Tan singulares vicisitudes, nos ponen a prueba al plantearnos una combinación de factores y circunstancias que se presentan en momentos determinados y que en considerables casos superan nuestras capacidades: Una enfermedad terminal, la muerte de un ser querido, los fracasos personales y/o profesionales, la ruptura —particularmente dolorosa— de una relación afectiva, problemas económicos, de seguridad, de violencia o pandemias como la COVID-19; escenarios que nos pueden llevar al límite en la variación del ánimo, así como a precipitarnos y hacer que nos cuestionemos si tenemos la pujanza y voluntad necesarias para continuar con solidez hacia adelante. En este punto tenemos dos opciones: Nos dejamos vencer y sentir que hemos malogrado lo que se esperaba o, nos sobreponemos con la intención de salir fortalecidos, asumiendo renovada certeza y elevando la confianza con la capacidad que nos otorga la resiliencia.

En este entendido, habrá que tener en cuenta la disposición ingenua o «sesgo de correspondencia» que tiende a sobreestimar factores personales y a subestimar aspectos situacionales en la elucidación del comportamiento, por lo que el error, el malentendido, las torpezas y hasta la susceptibilidad han sido estigmatizados y, ordinariamente, no se evidencia deferencia hacia la diversidad cultural, étnica, sexual, lingüística, ideológica, dogmática, funcional física y mental... para que a partir de su consideración, existan oportunidades respetables, sensatas y justas para todo ser humano, coherentes con las normas constitucionales de cada nación y los derechos universales que tenemos todos. En definitiva, asumiendo una postura expedita y pertinente fundada en razones, documentos y pruebas contundentes en el modo y forma de discernir las acciones desacertadas, es decir, sin traspiés generalizados como para tratarlos descortésmente y con poca estimación, sino como incidentes inconmensurables que necesitan ser interpretados de manera individual y, por supuesto, concretados conforme al respeto, la justicia y la ética.

Explícitamente, se considera a la percepción de seguridad, de control y de apoyo social, entorno a los atributos personales, como el autocontrol, la asertividad y la autoeficacia, que manifiestan el grado de adaptación personal a los ambientes sociales y que son equívocas en tanto se desconocen los mecanismos mediante los cuales lo social configura lo individual, descontextualizan al sujeto y admiten como inobjetables supuestos ideológicos, por ejemplo, las derivaciones del individualismo.
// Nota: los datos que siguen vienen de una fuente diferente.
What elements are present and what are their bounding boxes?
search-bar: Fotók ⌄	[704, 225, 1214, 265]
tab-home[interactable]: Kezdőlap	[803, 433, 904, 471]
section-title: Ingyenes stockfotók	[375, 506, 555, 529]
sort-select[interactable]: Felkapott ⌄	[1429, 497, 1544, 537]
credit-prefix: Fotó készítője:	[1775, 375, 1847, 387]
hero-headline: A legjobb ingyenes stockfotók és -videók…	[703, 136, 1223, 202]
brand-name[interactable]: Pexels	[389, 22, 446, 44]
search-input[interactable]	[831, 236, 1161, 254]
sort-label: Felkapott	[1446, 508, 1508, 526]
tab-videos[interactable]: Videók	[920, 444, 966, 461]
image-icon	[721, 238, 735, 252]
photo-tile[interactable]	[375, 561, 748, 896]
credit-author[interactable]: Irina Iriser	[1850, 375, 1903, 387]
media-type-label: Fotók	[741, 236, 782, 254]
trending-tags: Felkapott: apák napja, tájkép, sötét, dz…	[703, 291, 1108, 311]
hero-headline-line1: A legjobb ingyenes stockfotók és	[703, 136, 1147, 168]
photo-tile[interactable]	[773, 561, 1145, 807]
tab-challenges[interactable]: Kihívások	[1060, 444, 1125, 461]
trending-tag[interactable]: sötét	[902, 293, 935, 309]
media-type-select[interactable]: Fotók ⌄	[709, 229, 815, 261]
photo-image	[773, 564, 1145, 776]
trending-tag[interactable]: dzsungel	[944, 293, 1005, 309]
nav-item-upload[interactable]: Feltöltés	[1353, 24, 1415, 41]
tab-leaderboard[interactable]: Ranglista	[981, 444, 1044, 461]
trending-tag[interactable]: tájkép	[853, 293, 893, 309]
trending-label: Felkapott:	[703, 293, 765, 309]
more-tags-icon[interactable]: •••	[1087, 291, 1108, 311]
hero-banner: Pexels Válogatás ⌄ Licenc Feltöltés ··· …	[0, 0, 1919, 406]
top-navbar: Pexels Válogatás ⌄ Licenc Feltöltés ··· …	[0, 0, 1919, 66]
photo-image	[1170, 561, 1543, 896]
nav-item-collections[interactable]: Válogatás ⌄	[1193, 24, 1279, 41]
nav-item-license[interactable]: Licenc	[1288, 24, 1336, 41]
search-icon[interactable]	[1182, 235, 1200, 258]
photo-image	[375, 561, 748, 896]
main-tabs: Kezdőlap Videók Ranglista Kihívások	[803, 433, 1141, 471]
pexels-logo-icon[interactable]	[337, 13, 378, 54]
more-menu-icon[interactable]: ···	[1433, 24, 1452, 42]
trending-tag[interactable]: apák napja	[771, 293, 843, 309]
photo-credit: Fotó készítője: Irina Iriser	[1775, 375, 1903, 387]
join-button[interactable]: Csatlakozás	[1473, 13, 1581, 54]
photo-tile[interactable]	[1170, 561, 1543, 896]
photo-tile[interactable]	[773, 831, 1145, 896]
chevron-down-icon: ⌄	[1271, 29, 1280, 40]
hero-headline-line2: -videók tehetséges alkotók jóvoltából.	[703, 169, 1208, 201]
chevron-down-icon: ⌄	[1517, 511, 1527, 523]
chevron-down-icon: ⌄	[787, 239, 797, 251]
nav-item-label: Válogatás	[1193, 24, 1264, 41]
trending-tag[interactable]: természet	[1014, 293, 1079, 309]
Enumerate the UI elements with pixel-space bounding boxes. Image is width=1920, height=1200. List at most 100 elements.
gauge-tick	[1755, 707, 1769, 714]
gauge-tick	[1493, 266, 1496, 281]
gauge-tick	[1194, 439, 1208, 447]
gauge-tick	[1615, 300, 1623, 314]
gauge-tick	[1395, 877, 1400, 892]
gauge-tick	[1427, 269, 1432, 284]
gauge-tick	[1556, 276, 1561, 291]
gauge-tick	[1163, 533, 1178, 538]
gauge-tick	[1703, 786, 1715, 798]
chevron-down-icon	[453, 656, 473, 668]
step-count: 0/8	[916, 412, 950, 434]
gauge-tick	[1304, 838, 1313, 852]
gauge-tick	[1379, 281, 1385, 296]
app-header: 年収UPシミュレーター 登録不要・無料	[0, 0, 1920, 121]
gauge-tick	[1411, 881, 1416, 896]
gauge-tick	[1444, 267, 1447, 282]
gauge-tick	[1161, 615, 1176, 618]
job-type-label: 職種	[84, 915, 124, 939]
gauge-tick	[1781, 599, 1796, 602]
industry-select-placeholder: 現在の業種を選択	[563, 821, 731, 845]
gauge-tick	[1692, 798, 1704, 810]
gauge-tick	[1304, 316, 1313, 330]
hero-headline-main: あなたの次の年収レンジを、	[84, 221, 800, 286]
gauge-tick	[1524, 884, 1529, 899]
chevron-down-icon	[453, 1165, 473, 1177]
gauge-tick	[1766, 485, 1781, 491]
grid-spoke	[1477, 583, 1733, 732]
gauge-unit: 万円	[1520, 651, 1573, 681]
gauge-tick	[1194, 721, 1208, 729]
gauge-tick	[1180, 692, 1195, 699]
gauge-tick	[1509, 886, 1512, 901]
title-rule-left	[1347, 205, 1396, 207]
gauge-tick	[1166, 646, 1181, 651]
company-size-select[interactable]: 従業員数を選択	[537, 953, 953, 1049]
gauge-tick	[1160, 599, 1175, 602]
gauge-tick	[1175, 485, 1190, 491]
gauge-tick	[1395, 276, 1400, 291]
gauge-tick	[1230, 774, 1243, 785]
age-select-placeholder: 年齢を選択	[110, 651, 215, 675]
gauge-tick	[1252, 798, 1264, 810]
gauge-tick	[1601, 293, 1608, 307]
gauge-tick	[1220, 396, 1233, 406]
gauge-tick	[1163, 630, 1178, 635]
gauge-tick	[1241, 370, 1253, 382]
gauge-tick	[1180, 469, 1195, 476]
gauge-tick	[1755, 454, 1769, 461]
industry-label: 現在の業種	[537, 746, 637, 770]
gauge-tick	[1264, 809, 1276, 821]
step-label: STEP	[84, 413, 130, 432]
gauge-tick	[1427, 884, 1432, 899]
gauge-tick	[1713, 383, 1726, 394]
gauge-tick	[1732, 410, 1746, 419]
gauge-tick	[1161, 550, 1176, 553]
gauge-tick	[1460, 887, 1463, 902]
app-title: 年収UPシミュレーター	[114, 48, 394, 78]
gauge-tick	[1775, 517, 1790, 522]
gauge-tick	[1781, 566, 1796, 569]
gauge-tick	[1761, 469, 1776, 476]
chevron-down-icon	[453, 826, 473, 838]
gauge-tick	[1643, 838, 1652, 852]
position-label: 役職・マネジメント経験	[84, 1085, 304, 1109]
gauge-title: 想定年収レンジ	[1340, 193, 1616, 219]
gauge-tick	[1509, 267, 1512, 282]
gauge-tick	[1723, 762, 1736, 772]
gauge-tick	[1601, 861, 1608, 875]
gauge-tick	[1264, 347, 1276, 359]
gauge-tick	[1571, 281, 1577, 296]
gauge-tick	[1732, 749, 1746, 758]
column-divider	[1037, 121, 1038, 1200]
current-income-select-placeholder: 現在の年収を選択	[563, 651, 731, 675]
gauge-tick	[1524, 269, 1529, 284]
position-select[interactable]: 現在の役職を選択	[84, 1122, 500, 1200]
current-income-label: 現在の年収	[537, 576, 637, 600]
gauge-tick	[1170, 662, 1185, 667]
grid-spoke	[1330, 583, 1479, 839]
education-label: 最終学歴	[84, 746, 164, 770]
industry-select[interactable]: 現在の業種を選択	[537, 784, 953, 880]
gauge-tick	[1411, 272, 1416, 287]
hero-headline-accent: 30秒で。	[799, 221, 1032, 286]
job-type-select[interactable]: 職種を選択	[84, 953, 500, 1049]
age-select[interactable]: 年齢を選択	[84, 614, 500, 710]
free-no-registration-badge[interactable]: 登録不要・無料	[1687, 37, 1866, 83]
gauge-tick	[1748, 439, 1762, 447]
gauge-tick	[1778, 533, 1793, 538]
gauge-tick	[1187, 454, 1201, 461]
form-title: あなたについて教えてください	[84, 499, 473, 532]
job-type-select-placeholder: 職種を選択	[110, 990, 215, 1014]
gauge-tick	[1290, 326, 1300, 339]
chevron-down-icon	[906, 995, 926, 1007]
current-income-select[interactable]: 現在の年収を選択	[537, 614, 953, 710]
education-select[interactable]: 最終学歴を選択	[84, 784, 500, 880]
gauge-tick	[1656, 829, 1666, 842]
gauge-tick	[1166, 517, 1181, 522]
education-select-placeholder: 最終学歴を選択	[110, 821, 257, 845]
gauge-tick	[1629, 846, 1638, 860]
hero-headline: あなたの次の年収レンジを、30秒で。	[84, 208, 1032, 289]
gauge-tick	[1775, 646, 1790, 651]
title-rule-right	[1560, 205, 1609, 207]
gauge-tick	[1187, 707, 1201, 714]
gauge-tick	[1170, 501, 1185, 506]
Por lo tanto, el llamado «error fundamental de atribución» no constituye una acción desacertada en sí misma, o un juicio falso y cosa hecha erradamente, sino es la forma en que cada quien responsabiliza a sus semejantes olvidándose de la situación histórica-cultural, del entorno psicológico, físico o de cualquier otra índole, sin entender las negativas implicaciones morales, éticas, legales y sociales de su dedo flamígero, la trascendencia de las emociones y, principalmente, la facultad natural que tenemos de obrar al momento de tomar una decisión individual en libre albedrío.